Yusuf Kervancı’nın cenazesi 9 Temmuz 2018 Pazartesi günü Barla Camii Kebir’de kılınan öğle namazından sonra defnedildi.
Allah rahmet eyleye…
Yusuf KERVANCI kimdir?
Yusuf Kervancı, Nur kervanının mensuplarından bir ebed yolcusuydu. Barla eşrafındandır. Nur risalelerinden Yirmi Sekizinci Söz’ün, cennet bahsinin yazıldığı bahçenin sahibidir. Sekiz sene Bediüzzaman’a hiç gücendirmeden hizmet eden ve Üstad’ın sıddık ünvanını verdiği Süleyman Kervancı’nın büyük oğludur.

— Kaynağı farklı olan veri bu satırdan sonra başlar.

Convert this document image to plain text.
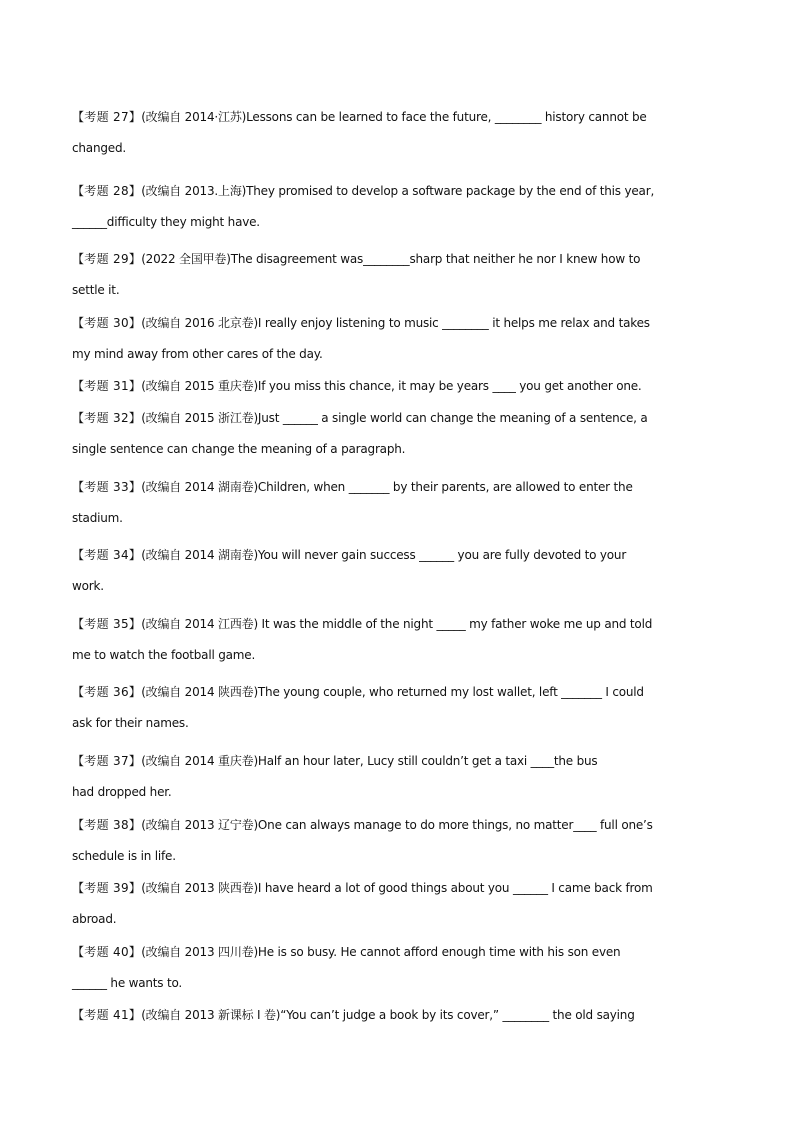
【考题 27】(改编自 2014·江苏)Lessons can be learned to face the future, ________ history cannot be
changed.
【考题 28】(改编自 2013.上海)They promised to develop a software package by the end of this year,
______difficulty they might have.
【考题 29】(2022 全国甲卷)The disagreement was________sharp that neither he nor I knew how to
settle it.
【考题 30】(改编自 2016 北京卷)I really enjoy listening to music ________ it helps me relax and takes
my mind away from other cares of the day.
【考题 31】(改编自 2015 重庆卷)If you miss this chance, it may be years ____ you get another one.
【考题 32】(改编自 2015 浙江卷)Just ______ a single world can change the meaning of a sentence, a
single sentence can change the meaning of a paragraph.
【考题 33】(改编自 2014 湖南卷)Children, when _______ by their parents, are allowed to enter the
stadium.
【考题 34】(改编自 2014 湖南卷)You will never gain success ______ you are fully devoted to your
work.
【考题 35】(改编自 2014 江西卷) It was the middle of the night _____ my father woke me up and told
me to watch the football game.
【考题 36】(改编自 2014 陕西卷)The young couple, who returned my lost wallet, left _______ I could
ask for their names.
【考题 37】(改编自 2014 重庆卷)Half an hour later, Lucy still couldn’t get a taxi ____the bus
had dropped her.
【考题 38】(改编自 2013 辽宁卷)One can always manage to do more things, no matter____ full one’s
schedule is in life.
【考题 39】(改编自 2013 陕西卷)I have heard a lot of good things about you ______ I came back from
abroad.
【考题 40】(改编自 2013 四川卷)He is so busy. He cannot afford enough time with his son even
______ he wants to.
【考题 41】(改编自 2013 新课标 I 卷)“You can’t judge a book by its cover,” ________ the old saying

Yusuf Kervancı’nın Barla’da, Yokuşbaşı Mahallesinde, Üstad’ın medresesinin karşısındaki evde dünyaya gelişini ve ilk günlerini annesi Memnune Kervancı şöyle anlatmaktadır:
“Ayşe ve Huriye gibi dört kızdan sonra bir oğlum dünyaya gelmişti. Çeşme başında kadınlar ‘Çınar ağacına tuğ dikildi’ diye sevinçle konuşmuşlardı. Üstad ‘Bu sesler nedir?’ diye sorduğu zaman bizim bey (Sıddık Süleyman Kervancı) ‘Bir oğlumuz oldu’ diyerek, doğumu Üstada haber vermiştik. Üstad,
‘Fesübbanallah, ben tam Sûre-i Yusuf’u okuyordum. İsmini ben koyacağım.’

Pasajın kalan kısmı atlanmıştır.